A lifelong gamer, she said she gave up playing video games as the games got increasingly complex and difficult to engage in.
“It became too much of a time commitment,” she said, pointing to the Wii and adding, “I like this type of gaming where you can just hop on and go.”
The Wii’s innovative new controls — the Wii Remote and attachable Nunchuk — were a large part of what seemed to put the fun factor into the gaming experience for our guest players.
The Wii Remote looks and feels like a small TV remote. The attachable Nunchuk is shaped like small hand grip. Both have three-axis motion sensitivity which means that when you play a game like “Excite Truck,” you hold the controller like a steering wheel and turn it as if you were actually driving the truck on screen.
“I like that it hums in your hand,” said Steve Eisner, 35, of the Wii Remote, which offers a rumble feature and a speaker for sound feedback.
'It's kind of like a magic wand'
His daughter, Sophia Waters, 7, seemed to find the controller intuitive for even her small hands to use.

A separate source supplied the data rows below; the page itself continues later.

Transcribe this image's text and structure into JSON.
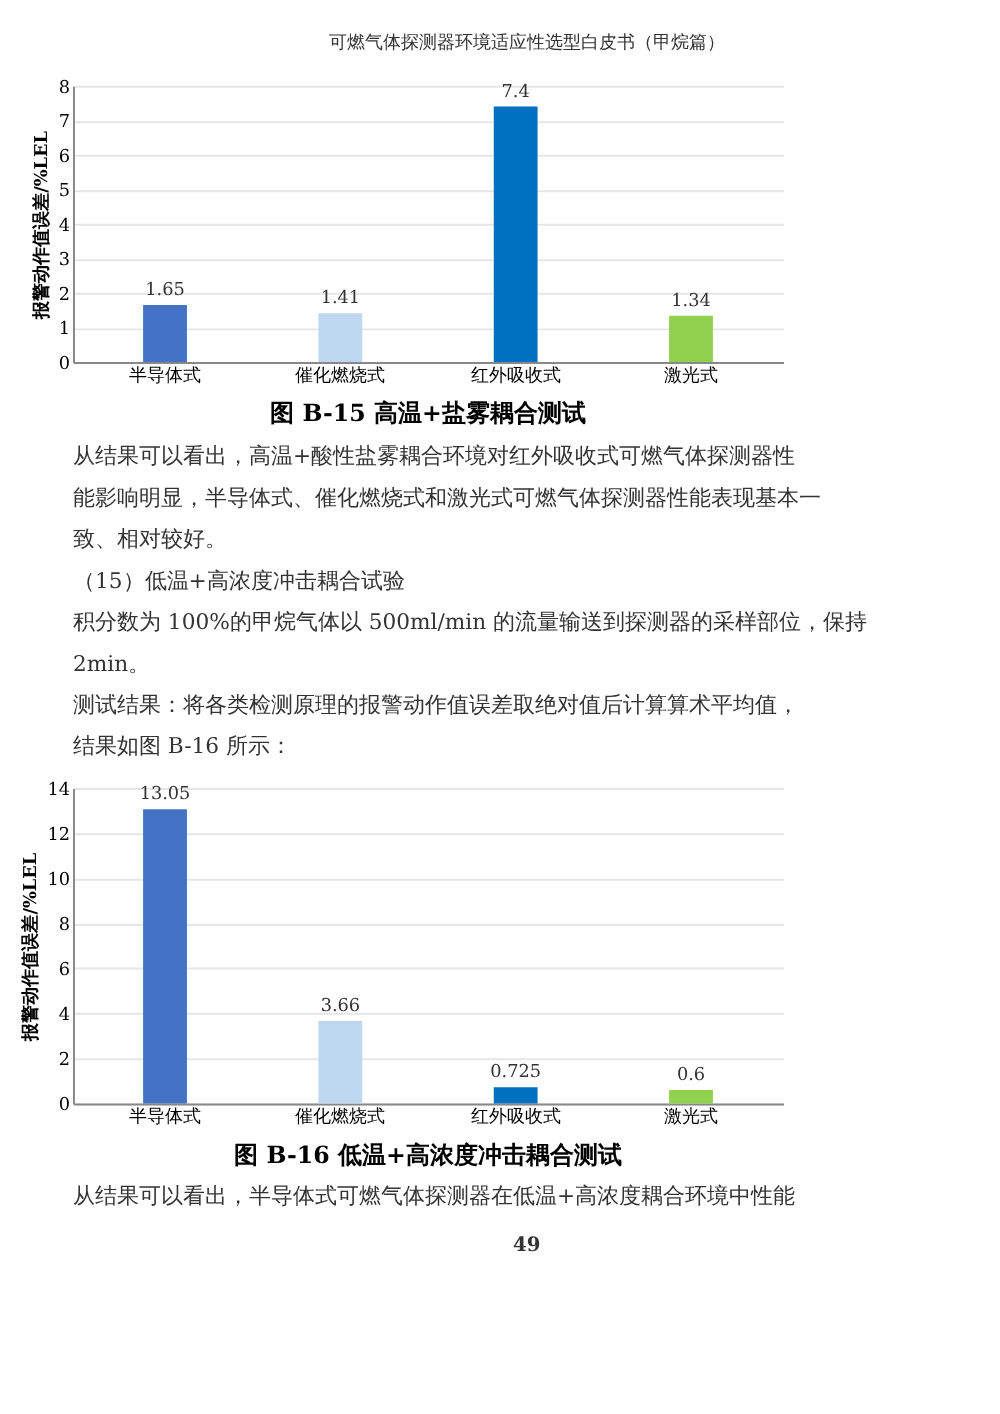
{
  "chart_data": [
    {
      "type": "bar",
      "title": "图 B-15 高温+盐雾耦合测试",
      "ylabel": "报警动作值误差/%LEL",
      "categories": [
        "半导体式",
        "催化燃烧式",
        "红外吸收式",
        "激光式"
      ],
      "values": [
        1.65,
        1.41,
        7.4,
        1.34
      ],
      "colors": [
        "#4472c4",
        "#bdd7ee",
        "#0070c0",
        "#92d050"
      ],
      "ylim": [
        0,
        8
      ],
      "yticks": [
        0,
        1,
        2,
        3,
        4,
        5,
        6,
        7,
        8
      ],
      "grid": "y",
      "data_labels": true,
      "annotations": [
        "可燃气体探测器环境适应性选型白皮书（甲烷篇）",
        "从结果可以看出，高温+酸性盐雾耦合环境对红外吸收式可燃气体探测器性",
        "能影响明显，半导体式、催化燃烧式和激光式可燃气体探测器性能表现基本一",
        "致、相对较好。",
        "（15）低温+高浓度冲击耦合试验",
        "积分数为 100%的甲烷气体以 500ml/min 的流量输送到探测器的采样部位，保持",
        "2min。",
        "测试结果：将各类检测原理的报警动作值误差取绝对值后计算算术平均值，",
        "结果如图 B-16 所示："
      ]
    },
    {
      "type": "bar",
      "title": "图 B-16 低温+高浓度冲击耦合测试",
      "ylabel": "报警动作值误差/%LEL",
      "categories": [
        "半导体式",
        "催化燃烧式",
        "红外吸收式",
        "激光式"
      ],
      "values": [
        13.05,
        3.66,
        0.725,
        0.6
      ],
      "colors": [
        "#4472c4",
        "#bdd7ee",
        "#0070c0",
        "#92d050"
      ],
      "ylim": [
        0,
        14
      ],
      "yticks": [
        0,
        2,
        4,
        6,
        8,
        10,
        12,
        14
      ],
      "grid": "y",
      "data_labels": true,
      "annotations": [
        "从结果可以看出，半导体式可燃气体探测器在低温+高浓度耦合环境中性能",
        "49"
      ]
    }
  ]
}
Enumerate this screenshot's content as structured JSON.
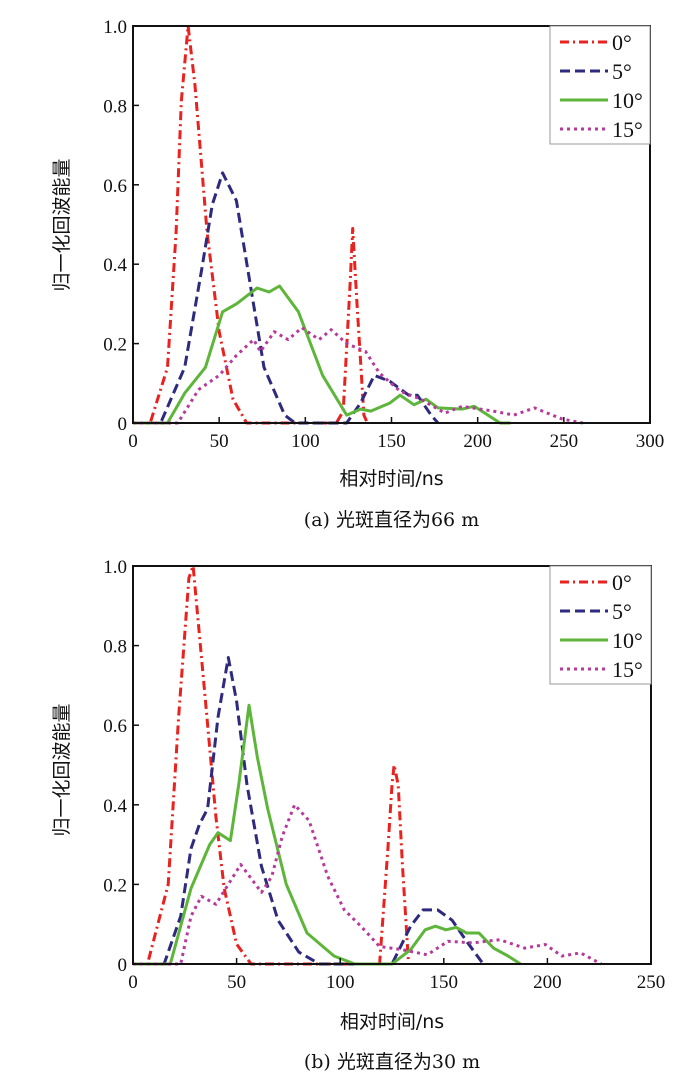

She jumped right into the “Wii Sports” bowling game, swinging the controller like she would swing her arm if she had a real bowling ball in her hand.
“It’s kind of like a magic wand,” she said.
But it isn’t just kids and casual gamers who were impressed.
With the PS3 and the Wii each hooked up in neighboring rooms, we found the PS3 sitting all alone at several points during the evening (hooked up to a giant high definition TV no less) while all the gamers gathered around the Wii and played together.
Schachtell, a longtime hardcore gamer, envisioned having people over to his house for a party and watching them jump onto the Wii as part of the social experience.
“It looks so different, right off the bat people are going to want to play it,” he said after running through several rounds of “Wii Sports” tennis with three of his fellow guest gamers. “This is active. And there’s more of a conversation around these games.”
Indeed, as the four players lobbed the ball back and forth to each other – Wii controllers swinging every direction – the room turned into a rollicking, smack-talking playground.